If you don’t need transparency then tweak your files as JPEG

When you don’t need transparency then there’s probably no need for PNG files. You should probably take a look at JPEG files and play with the quality setting.

Most of the time you don’t need to keep a quality of 100%. I’ve been able to drop the quality of some files as low as 40% without any real noticeable downsides. It might change the image a bit but without the original to compare you might not just notice it.

In the previous example the left version is the original PNG at 207 KB and on the right the JPEG version at 30 KB. You can probably see some difference if you’re picky but if you don’t see the PNG version then you just wouldn’t know. By reducing the quality setting of JPEG files you can drop significantly the size of your files. Just going from 100% to 80% will already make a big difference in the size of the file with almost no difference. So experiment with this setting.

Use PNG-8 instead of PNG-24

If you really need transparency then maybe you can save your files as PNG-8 and still keep them nicely looking. This might however request some tricks in Flash to make everything nice.

Here you can see the difference. On the left you have a PNG-24 file at 60 KB and on the right you have a PNG-8 version with the matte setting set to black at 20 KB.

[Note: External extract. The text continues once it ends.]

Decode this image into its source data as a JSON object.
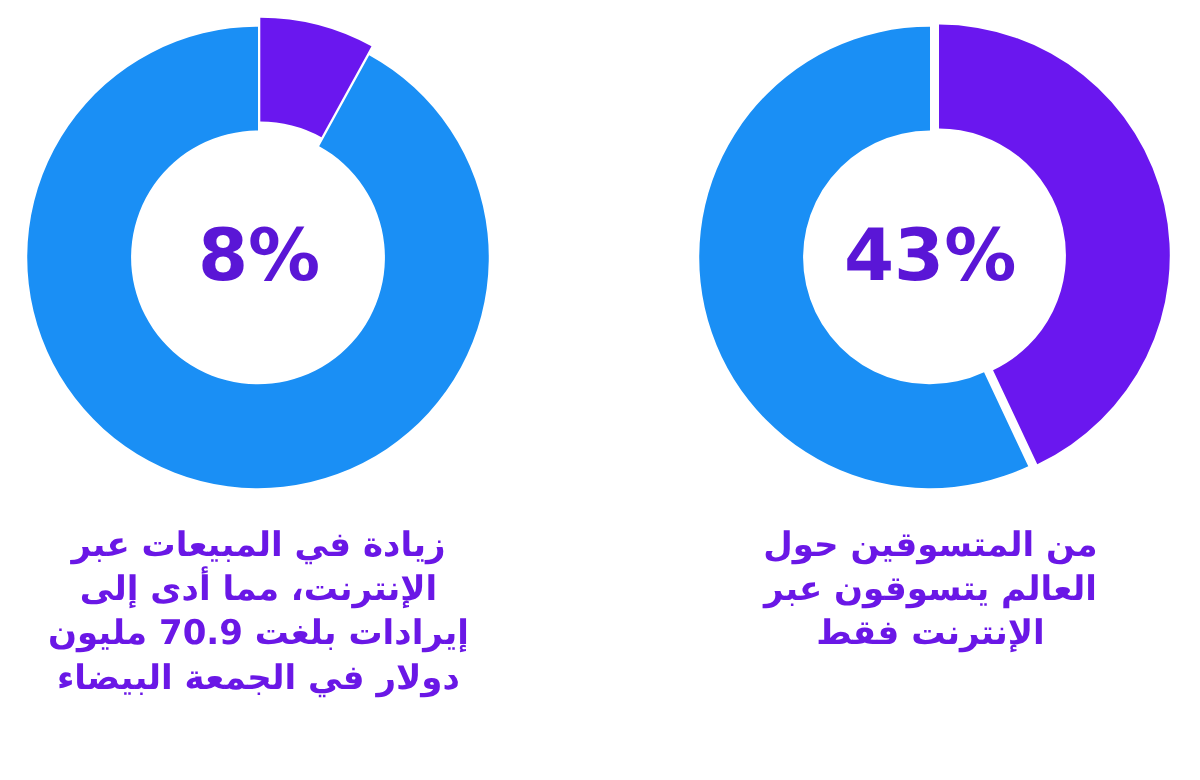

Now clearly the ship on the right doesn’t look as good as the ship on the left. However once you see the ship in the game you don’t really notice anything. Since the background of the game is mostly black (with planets or nebula) the matte is not much of a problem. To help have clean borders I also add a black glow filter in AS3 when I load the ship. You do end up with a black border but here it happens that this border works nicely.

As it is right now I have kept all my ships as PNG-24 files as they are not the biggest files and will only consider converting them if I need to reduce the size of the SWF file once I add music.

Tweak your music!

I’d recommend downloading Audacity (free) and then learning how to use it. It’s fairly simple so I won’t go through how to use this software here.

By bringing your music to 20,050 HZ and changing the Bit Rate (you probably don’t need it to be 256 for a Flash game) you will be able to considerably reduce the size of your music files with barely noticeable loss of quality.

Music files are most likely to be the biggest files you’ll add to your project so it’s worth taking some time to optimize their size and do some reading about Audacity.

Use a particle emitter instead of huge transparent sprites

Fairly simple though it might mean you won’t have the exact effect you were looking for. For example I thought I’d be using TimelineFX to create the special effects for Spacewars. It would have created however huge files even though it would have been beautiful. So I switch to using an AS3 particle emitter instead. Maybe not as nice but if people don’t play my game because they don’t want to wait to download 20 MB of special effects then it won’t do any good.

Store data away

If you really have a lot of data then using a service like Playtomic or Player.IO might something you’d like to consider. It’s probably the last thing you’ll check when trying to reduce the size of your SWF file as code is far from being the most problematic thing you’ll face but it’s still good to know about it.

Experience with Spacewars

Using those techniques I’ve been able to get the SWF file of Spacewars from nearly 12 MB to about 6 MB so taking some time to tweak your files is very well worth it. I still haven’t added music and I still need to add some ships but I feel like I won’t have any trouble to keep the size of the final SWF file under 10 MB. I will probably revisit some files I tweaked to make sure the game load as fast as possible.

Of course since Spacewars do have quite a bit in it I won’t be able to get a 2 MB file but there’s a limit to optimization if you don’t want your game look like crap in the end.